Des images olfactives, donc. Clic, clac. Une route sous la pluie. Clic. Une maison de campagne. Clac. Une corbeille de figues sèches et de noix. Quoi encore ? Un vieil ours en peluche d’enfance – avec ses oreilles mordillées. Des milliers d’images. Parfois simples, parfois « composites ».Tout cela a des odeurs assez précises et définies, quoique personnelles. Qui correspondent aux images. Personnelles elles aussi.

Un parfumeur travaille un peu comme un sculpteur : Il travaille par « formes olfactives », en architecturant l’ensemble autour d’une structure. Quand vous lisez par exemple, au sujet d’un parfum : « Composition lyrique et sensuelle autour d’un chypre cuiré », cela veut dire qu’autour de la base mousse de chêne/patchouli/bergamote/ciste – structure de base d’un chypre, avec du cuir – le compositeur va travailler probablement des muscs et des matières un peu « inattendues » (gardénia, oeillet, lotus blanc, etc.). Gardons bien à l’esprit que dans la parfumerie commerciale, mainstream, ces matières sont pour la plupart des reproductions synthétiques de matières naturelles, plus ou moins bien réussies. Ainsi quand vous lisez « freesia » ou « violette » dans la fiche produit d’un parfum parmi les autres notes, il est entendu qu’il n’y a pas l’ombre d’une trace du moindre pétale de freesia dans le flacon. Il y a de la « méthyl-ionone alpha ». C’est con mais c’est comme ça : c’est moins cher à produire, et plus pratique. Il est bon de s’en souvenir. Lady Gaga a sorti en grande pompe un parfum récemment nommé « Fame », avec de la belladone, de la jusquiame noire, de l’extrait de rat musqué, des matières vénéneuses quoi. Pas d’inquiétude : le service de com a soigneusement habillé le parfum d’une aura « dangereuse donc attirante » pour la nénette de base. Mais il n’y a que des matières de synthèse dans ce jus. (Des noms à donner tout autant de frissons remarquez.) A 45€ le flacon de 50ml, ce qui est peu onéreux vu l’ampleur de la campagne de pub, point de miracle. Rien que du travail sur l’image, l’affectif. (Et ça marche du feu de Dieu, les gamines se l’arrachent, alors qu’olfactivement ce parfum est une écoeurante marinade sans le moindre relief ni intérêt.)
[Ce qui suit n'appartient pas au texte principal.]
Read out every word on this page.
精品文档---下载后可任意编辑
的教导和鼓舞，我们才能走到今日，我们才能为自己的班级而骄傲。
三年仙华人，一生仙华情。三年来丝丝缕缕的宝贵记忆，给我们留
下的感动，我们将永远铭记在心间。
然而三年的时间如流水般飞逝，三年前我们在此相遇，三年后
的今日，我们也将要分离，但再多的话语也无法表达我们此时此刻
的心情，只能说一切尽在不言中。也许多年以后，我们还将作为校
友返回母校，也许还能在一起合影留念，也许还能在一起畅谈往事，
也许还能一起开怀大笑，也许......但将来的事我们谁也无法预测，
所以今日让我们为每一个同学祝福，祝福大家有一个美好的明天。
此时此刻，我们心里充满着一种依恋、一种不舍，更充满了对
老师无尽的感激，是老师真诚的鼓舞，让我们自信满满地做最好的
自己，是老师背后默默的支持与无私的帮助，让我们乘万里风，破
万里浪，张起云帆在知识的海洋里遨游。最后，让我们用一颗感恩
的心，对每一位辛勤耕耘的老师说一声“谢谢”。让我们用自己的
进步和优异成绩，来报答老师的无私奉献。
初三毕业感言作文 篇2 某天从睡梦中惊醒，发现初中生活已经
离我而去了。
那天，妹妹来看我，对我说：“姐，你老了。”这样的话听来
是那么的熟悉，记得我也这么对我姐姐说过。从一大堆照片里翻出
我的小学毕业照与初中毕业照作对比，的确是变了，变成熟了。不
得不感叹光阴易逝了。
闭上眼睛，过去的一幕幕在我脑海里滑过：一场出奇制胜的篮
C’est pour ça que certains parfums dits « de niche », où des matières nobles et chères sont utilisées (soutenues ou pas par de la synthèse), coûtent pas loin de 200€ le flacon. Ce qui est rare est cher ; même si d’aucuns exagèrent éhontément. (A titre d’exemple, 1 gramme d’absolue de narcisse de montagne, de fleur de caféier ou de genêt, coûtent pas loin de 50€… Ça calme hein, cinquante mille balles le kilo…) Cependant la différence au niveau olfactif est sensible ; ça n’a même rien à voir. Donc à vous de voir. Ou de sentir.

Pour ma part, et loin de vouloir concurrencer qui que ce soit sur le marché hyper encombré de la parfumerie – d’autant que je n’en aurais pas les capacités, encore moins les moyens –, je vais modestement ouvrir un blog parallèle à celui-ci, un blog olfactif si j’ose dire, qui va s’intituler Photolfactives. Première image sur laquelle je vais travailler : « Le vent dans les arbres ». C’est dit. Texte, image, fragrance. Et coetera. (Aj. lundi 22/10 : Je viens d’ouvrir ce blog : c’est .) Pour ceux que ça intéresse. (J’aurai notamment l’occasion de développer cette histoire de morphologie fréquentielle dont je parlais dans le billet précédent, et que le manque de place ne me permet pas trop de faire ici ; déjà que ce billet est assez long. Enfin, patience dans l’azur, respirez, profitez de l’air.)

Quant à la Brosse Gherta, ma bonne vieille reluiseuse électrique, ça continue, bien évidemment. Avec des billets parfois plus brefs, mais plus fréquents, plus méchants, plus virulents, plus déchirants, plus stupéfiants, plus terrifiants encore. Halala ;)

Tcho.

(PS : c’est comment l’odeur du vent au fait ? On la fait avec quoi ?  – Ah ça…  secret de sorcier mon p’tit ! Bientôt sur vos écrans.)